Insight
Published and updated
Productivity: How to Do More with the Same
“If we’re saving seconds, we’re saving millions.” A customer said this to me not long ago, and it’s stuck with me. Then I read the Harvard Business Review article, “Great Companies Obsess Over Productivity, Not Efficiency,” by Michael Mankins. In the article, Mankins draws a line between “productivity” and “efficiency.”
- Efficiency: Doing the same with less.
- Productivity: Doing more with the same.
Goal! Hear me out…
Taking Back Time with Communication
The customer I mentioned—one of the world’s largest manufacturing entities—was able to do more with the same workforce and systems by improving team communication with a wireless headset system. For them, being able to talk clearly in high-noise environments meant reclaiming seconds lost to the delays and misunderstandings caused by misheard or interrupted messages.

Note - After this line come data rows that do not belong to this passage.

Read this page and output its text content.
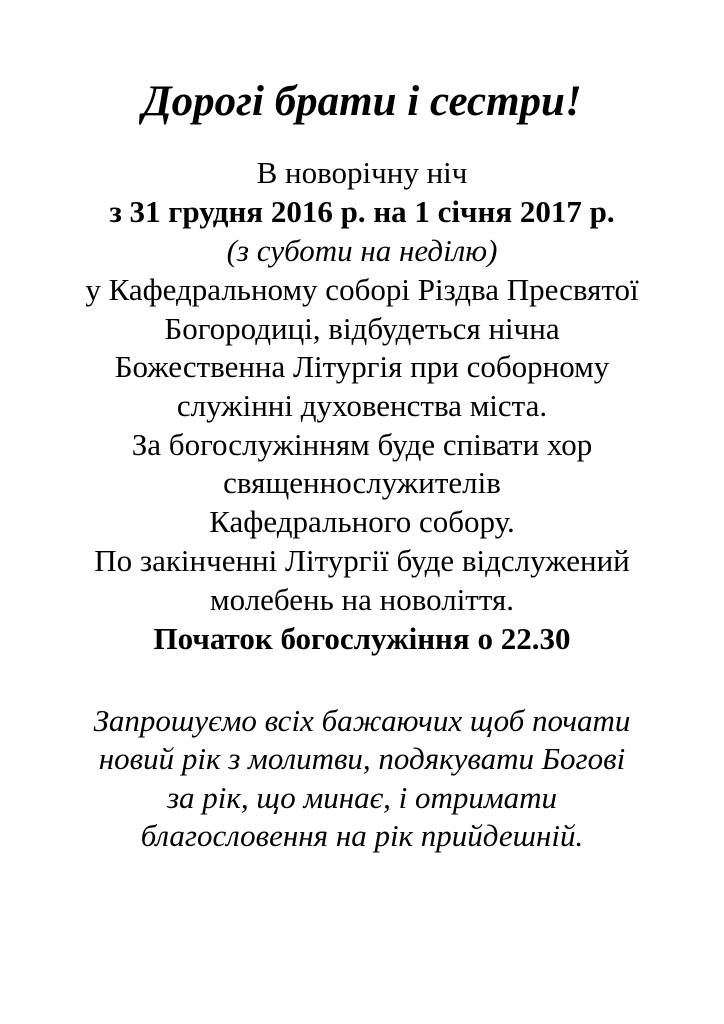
Дорогі брати і сестри!
В новорічну ніч
з 31 грудня 2016 р. на 1 січня 2017 р.
(з суботи на неділю)
у Кафедральному соборі Різдва Пресвятої
Богородиці, відбудеться нічна
Божественна Літургія при соборному
служінні духовенства міста.
За богослужінням буде співати хор
священнослужителів
Кафедрального собору.
По закінченні Літургії буде відслужений
молебень на новоліття.
Початок богослужіння о 22.30
Запрошуємо всіх бажаючих щоб почати
новий рік з молитви, подякувати Богові
за рік, що минає, і отримати
благословення на рік прийдешній.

For smaller companies such as privately owned construction, towing or tree care businesses, saving seconds may add up to hundreds or thousands of dollars in regained productivity every year. But for this major enterprise, it meant millions.
It’s true that time is money. Some quick research revealed that many industries analyze their bottom line down to fractions of a second. Amazon.com equated a one-second slowdown of a page load to a loss of $1.6 billion in sales each year. Google loses millions of advertising dollars if search results are delayed by as much as four tenths of a second.*
Monotasking and the Leap from Airlines to Heavy Industry
I also discovered that this customer wasn’t just thinking about the direct relationship between lost time and lost man-hours. By solving the team communication problem, their employees could concentrate more on doing their individual jobs. Because the wireless headset system operates hands-free and protects hearing, workers just had to speak and did not have to stop work, remove their hearing protection to listen, or push to talk (PTT). In challenging, heavy industry work environments where multi-tasking can be dangerous, enhancing the ability to monotask also helped improve productivity.
Equating small time-savings to big financial benefits isn’t new. I’ve heard it from our airline customers for years. Faster turns mean more on-time departures. That, in turn, leads to fewer delays and less lost revenue from postponed or canceled flights. In 2016, it cost airlines an average of $62.55 per minute to operate from the time they pushed back from the departure gate to the time they parked at their arrival gate. And delays equate to several billion dollars in additional expense every year.
The connection between improved communication and time savings seems intuitive. And it makes sense that financial savings at the bottom line would follow. But the notion—a bit undefined before—started taking form when that customer said, “If we’re saving seconds, we’re saving millions.” And it crystallized within the framework of Mankins’ definition of productivity.
I love it when an idea comes together.